The new non-pollutive biomaterials are designed to replace conventional fossil-based plastic coatings used in grease-resistant fast-food packaging.
Grease-resistant paper is typically coated with plastic and other environmentally harmful chemicals, such as polyfluoroalkyl substances (PFASs), but the new prototype coating meets the functional requirements of conventional grease-resistant packaging materials while also presenting an environmentally circular solution.
The result represents a landmark achievement in creating next-generation sustainable and ecologically responsible biopolymer.
"We are able to reduce harmful plastic pollution with this product, and we are also using feedstock that is environmentally regenerative," says Claire Gusko, one • fıve Co-Founder.
"Seaweed cultivation helps to naturally rehabilitate marine environments, reduce greenhouse gases, and mitigate coastal erosion. It's important for us to use sustainable inputs upstream to ensure our products are environmentally safe, from cradle to grave."
This development - which took extracts from certain seaweeds, added modifications and formed degradable bioplastic films - has been led by Dr Zhongfan Jia, a lead researcher from the Flinders Institute for Nanoscale Science and Technology and research colleague Mr Peng Su in association with the Flinders Centre for Marine Bioproducts Development.

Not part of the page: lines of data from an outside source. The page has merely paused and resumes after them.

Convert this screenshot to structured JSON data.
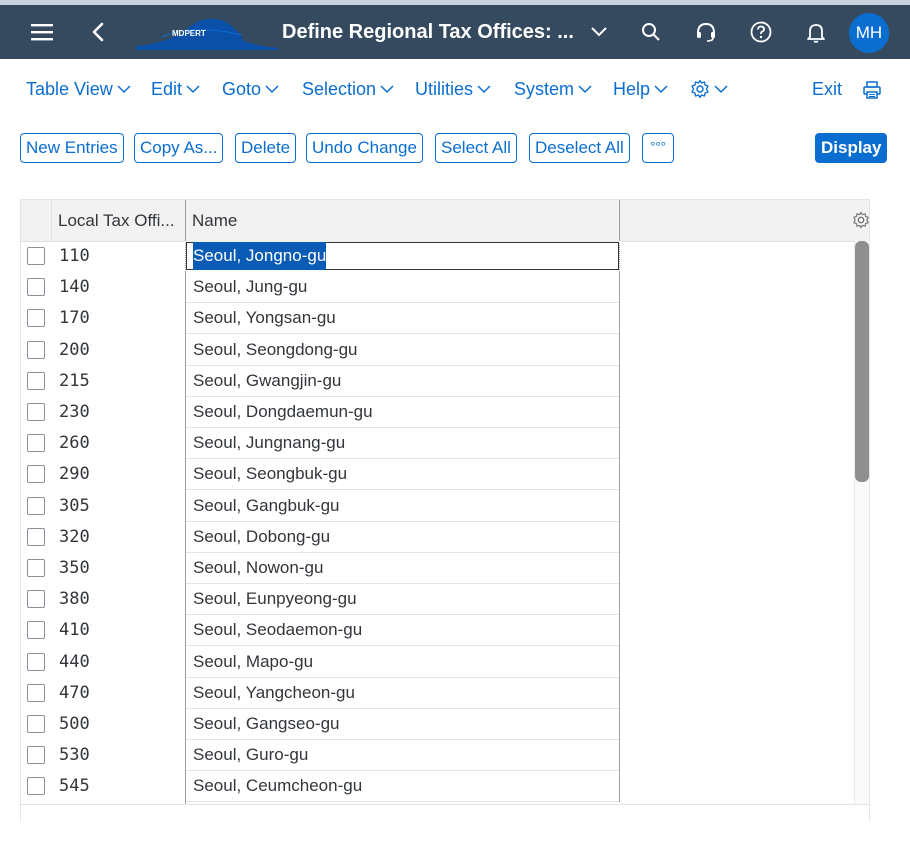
{
  "shell": {
    "logo_text": "MDPERT",
    "title": "Define Regional Tax Offices: ...",
    "avatar": "MH",
    "icons": [
      "hamburger-icon",
      "back-icon",
      "chevron-down-icon",
      "search-icon",
      "headset-icon",
      "help-icon",
      "bell-icon"
    ]
  },
  "menu": {
    "items": [
      "Table View",
      "Edit",
      "Goto",
      "Selection",
      "Utilities",
      "System",
      "Help"
    ],
    "exit": "Exit"
  },
  "toolbar": {
    "buttons": [
      "New Entries",
      "Copy As...",
      "Delete",
      "Undo Change",
      "Select All",
      "Deselect All"
    ],
    "more": "°°°",
    "display": "Display"
  },
  "table": {
    "columns": [
      "Local Tax Offi...",
      "Name"
    ],
    "rows": [
      {
        "code": "110",
        "name": "Seoul, Jongno-gu"
      },
      {
        "code": "140",
        "name": "Seoul, Jung-gu"
      },
      {
        "code": "170",
        "name": "Seoul, Yongsan-gu"
      },
      {
        "code": "200",
        "name": "Seoul, Seongdong-gu"
      },
      {
        "code": "215",
        "name": "Seoul, Gwangjin-gu"
      },
      {
        "code": "230",
        "name": "Seoul, Dongdaemun-gu"
      },
      {
        "code": "260",
        "name": "Seoul, Jungnang-gu"
      },
      {
        "code": "290",
        "name": "Seoul, Seongbuk-gu"
      },
      {
        "code": "305",
        "name": "Seoul, Gangbuk-gu"
      },
      {
        "code": "320",
        "name": "Seoul, Dobong-gu"
      },
      {
        "code": "350",
        "name": "Seoul, Nowon-gu"
      },
      {
        "code": "380",
        "name": "Seoul, Eunpyeong-gu"
      },
      {
        "code": "410",
        "name": "Seoul, Seodaemon-gu"
      },
      {
        "code": "440",
        "name": "Seoul, Mapo-gu"
      },
      {
        "code": "470",
        "name": "Seoul, Yangcheon-gu"
      },
      {
        "code": "500",
        "name": "Seoul, Gangseo-gu"
      },
      {
        "code": "530",
        "name": "Seoul, Guro-gu"
      },
      {
        "code": "545",
        "name": "Seoul, Ceumcheon-gu"
      }
    ]
  },
  "colors": {
    "shell_bg": "#354a5f",
    "accent": "#0a6ed1",
    "selection": "#0a5bb5"
  }
}
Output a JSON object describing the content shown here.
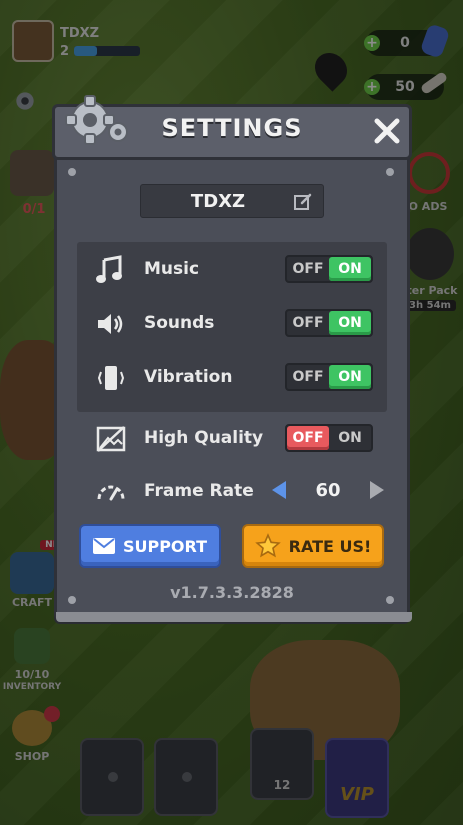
{
  "player": {
    "name": "TDXZ",
    "level": "2"
  },
  "resources": {
    "gems": "0",
    "bones": "50"
  },
  "hud_left": {
    "pickaxe_count": "0/1",
    "craft_label": "CRAFT",
    "craft_badge": "NE",
    "inventory_count": "10/10",
    "inventory_label": "INVENTORY",
    "shop_label": "SHOP"
  },
  "hud_right": {
    "no_ads_label": "O ADS",
    "starter_pack_label": "ter Pack",
    "starter_pack_timer": "3h 54m"
  },
  "bottom_bar": {
    "item_count": "12",
    "vip_label": "VIP"
  },
  "settings": {
    "title": "SETTINGS",
    "username": "TDXZ",
    "toggles": [
      {
        "label": "Music",
        "off_label": "OFF",
        "on_label": "ON",
        "state": "on",
        "icon": "music-note-icon"
      },
      {
        "label": "Sounds",
        "off_label": "OFF",
        "on_label": "ON",
        "state": "on",
        "icon": "speaker-icon"
      },
      {
        "label": "Vibration",
        "off_label": "OFF",
        "on_label": "ON",
        "state": "on",
        "icon": "vibration-icon"
      },
      {
        "label": "High Quality",
        "off_label": "OFF",
        "on_label": "ON",
        "state": "off",
        "icon": "image-quality-icon"
      }
    ],
    "frame_rate": {
      "label": "Frame Rate",
      "value": "60",
      "icon": "speedometer-icon"
    },
    "support_label": "SUPPORT",
    "rate_label": "RATE US!",
    "version": "v1.7.3.3.2828"
  },
  "colors": {
    "toggle_on": "#3ec463",
    "toggle_off": "#e85a5e",
    "support_button": "#4f7ee0",
    "rate_button": "#f6a21b",
    "panel": "#4b4e58"
  }
}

"The seaweed extracts have a similar structure to the natural fibres from which paper is made," says Dr Jia. "Our novel specialist treatments boost the grease-resistance feature of the seaweed via simple modifications while not affecting biodegradability nor recyclability of the coated paper."
Biomass for the new coating formulation is made from natural polymers extracted from seaweeds that are native to the South Australian coastline - which provided a key reason why the Flinders University researchers studied it for more broad scientific application.
These extracts are transformed through a proprietary processing methodology to produce functional biopolymer sheets that can be cut or coated onto various surfaces, depending on the application.
Flinders University and one • fıve are now working towards transferring laboratory-scale processing to produce industrially-relevant volumes of the natural polymer coating.
This initiative aims to have a transformative impact on the global packaging and plastics industry by significantly reducing reliance on highly pollutive conventional plastic.